Do your employees sign arbitration agreements? If so, do your arbitration agreements prevent employees from joining class actions against your company? Does your company want to start requiring arbitration agreements? If “yes” is the answer to any of these questions, some recent court decisions raise a few issues to keep in mind.

Let’s first take a step back. What is an arbitration agreement? Arbitration agreements require employees to bring any claim against the company through arbitration, not the court system. This means that if a current or former employee wants to sue you for anything – including age discrimination, harassment, or failure to pay overtime – the employee must go through arbitration. The employee cannot file a civil lawsuit.

With this background in mind, below are several items to consider as you review your arbitration agreement or think about drafting one.

Be Explicit

Arbitration agreements come in all shapes and sizes and will vary depending on your objectives. But they share some common characteristics. Make sure your agreement is:

  • Clear (you don’t want to spend any significant time arguing about whether the arbitration agreement applies at all or whether it applies to a specific dispute).
  • In writing.
  • Signed by the employee.

The agreement should expressly state that certain disputes – be sure to include what kinds of disputes – must be brought through a specific arbitration body. And don’t forget to include what state’s law applies.

Clearly Include Class and Collective Action Waivers

In addition to forbidding individual lawsuits against the company, arbitration agreements can prevent employees from participating in class and collective actions against the company. If your company wants to include this restriction in the agreement, be sure to specifically state that the employee waives any right he or she has in bringing a class or collective lawsuit or class or collective arbitration against the company. Remember a class of individuals can bring an arbitration claim just like a class can bring a lawsuit in the court system – so make sure to state the employee waives the right to bring a class or collective lawsuit, and a class or collective arbitration.
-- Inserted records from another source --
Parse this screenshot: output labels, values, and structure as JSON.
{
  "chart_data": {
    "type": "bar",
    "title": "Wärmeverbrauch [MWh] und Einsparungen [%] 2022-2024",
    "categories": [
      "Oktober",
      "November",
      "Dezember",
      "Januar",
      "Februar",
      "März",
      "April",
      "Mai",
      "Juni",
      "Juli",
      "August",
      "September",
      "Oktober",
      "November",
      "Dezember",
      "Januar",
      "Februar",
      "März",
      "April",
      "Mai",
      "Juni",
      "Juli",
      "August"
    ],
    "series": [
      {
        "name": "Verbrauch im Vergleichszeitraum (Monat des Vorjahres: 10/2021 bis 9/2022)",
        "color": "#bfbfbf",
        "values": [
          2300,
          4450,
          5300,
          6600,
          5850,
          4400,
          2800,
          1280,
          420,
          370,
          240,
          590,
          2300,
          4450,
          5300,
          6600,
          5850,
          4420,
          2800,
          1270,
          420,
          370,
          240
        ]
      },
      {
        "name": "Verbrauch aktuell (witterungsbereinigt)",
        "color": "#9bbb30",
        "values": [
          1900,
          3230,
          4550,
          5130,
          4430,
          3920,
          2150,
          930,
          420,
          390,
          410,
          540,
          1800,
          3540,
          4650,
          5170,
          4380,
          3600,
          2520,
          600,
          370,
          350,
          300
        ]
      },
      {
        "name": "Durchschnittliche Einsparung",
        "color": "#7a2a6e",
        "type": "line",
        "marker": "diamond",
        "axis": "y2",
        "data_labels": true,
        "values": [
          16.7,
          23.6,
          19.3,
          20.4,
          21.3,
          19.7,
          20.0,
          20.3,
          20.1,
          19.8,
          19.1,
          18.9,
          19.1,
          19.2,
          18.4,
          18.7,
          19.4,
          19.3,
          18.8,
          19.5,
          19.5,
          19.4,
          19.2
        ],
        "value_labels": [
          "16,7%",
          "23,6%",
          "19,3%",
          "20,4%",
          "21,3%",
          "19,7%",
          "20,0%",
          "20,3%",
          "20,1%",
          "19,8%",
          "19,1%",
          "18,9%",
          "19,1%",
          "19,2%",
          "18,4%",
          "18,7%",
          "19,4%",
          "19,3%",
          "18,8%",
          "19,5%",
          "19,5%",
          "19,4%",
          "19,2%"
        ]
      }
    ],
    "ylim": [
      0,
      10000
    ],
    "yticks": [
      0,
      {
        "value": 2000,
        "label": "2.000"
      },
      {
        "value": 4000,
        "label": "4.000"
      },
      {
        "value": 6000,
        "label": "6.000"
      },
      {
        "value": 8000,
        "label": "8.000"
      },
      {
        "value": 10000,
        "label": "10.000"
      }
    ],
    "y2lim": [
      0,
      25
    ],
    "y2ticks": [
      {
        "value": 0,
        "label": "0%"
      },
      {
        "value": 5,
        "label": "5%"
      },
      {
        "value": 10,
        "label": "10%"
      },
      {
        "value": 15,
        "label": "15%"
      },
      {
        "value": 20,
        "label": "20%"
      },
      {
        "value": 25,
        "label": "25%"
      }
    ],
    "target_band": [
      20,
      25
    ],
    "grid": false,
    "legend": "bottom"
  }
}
Include Class and Collective Action Waivers – Even After a Suit Has Been Filed

The above points are relevant if you’re thinking about including arbitration agreements going forward or if you’re dusting them off and editing your current ones. But what if you already have arbitration agreements in place, but didn’t forbid class or collective action? You may not be out of luck. In Cordúa Restaurants, Inc., the National Labor Relations Board recently found that if you are sued in a class or collective action, you can update your existing arbitration agreement to include a class or collective action waiver while the lawsuit is pending. This amendment will bar employees from opting into the pending litigation. Even more, the NLRB found that you can warn employees that their failure to sign the updated mandatory arbitration agreement will result in termination. This means that if your current arbitration agreement doesn’t prevent employees from joining class or collective actions, you can update those agreements – even during pending litigation – to prevent employees from bringing or joining such actions against the company.

Pay Attention to State Laws that Affect What Can Be Included in the Arbitration Agreement

Class and collective action waivers are enforceable, but be careful to draft these waivers so they do not conflict with state law requirements. For example, in California, arbitration agreements cannot limit the remedies to which an employee would otherwise be entitled in court. Additionally, California law requires employers to pay for any arbitration costs that go beyond what the employee would be expected to pay in court.

Arbitration agreements, while not a good fit for every company, are a useful tool for many. If you decide to use them, just be sure to carefully draft them so they achieve your goals. And don’t forget to periodically review and revise those agreements to keep them up to date.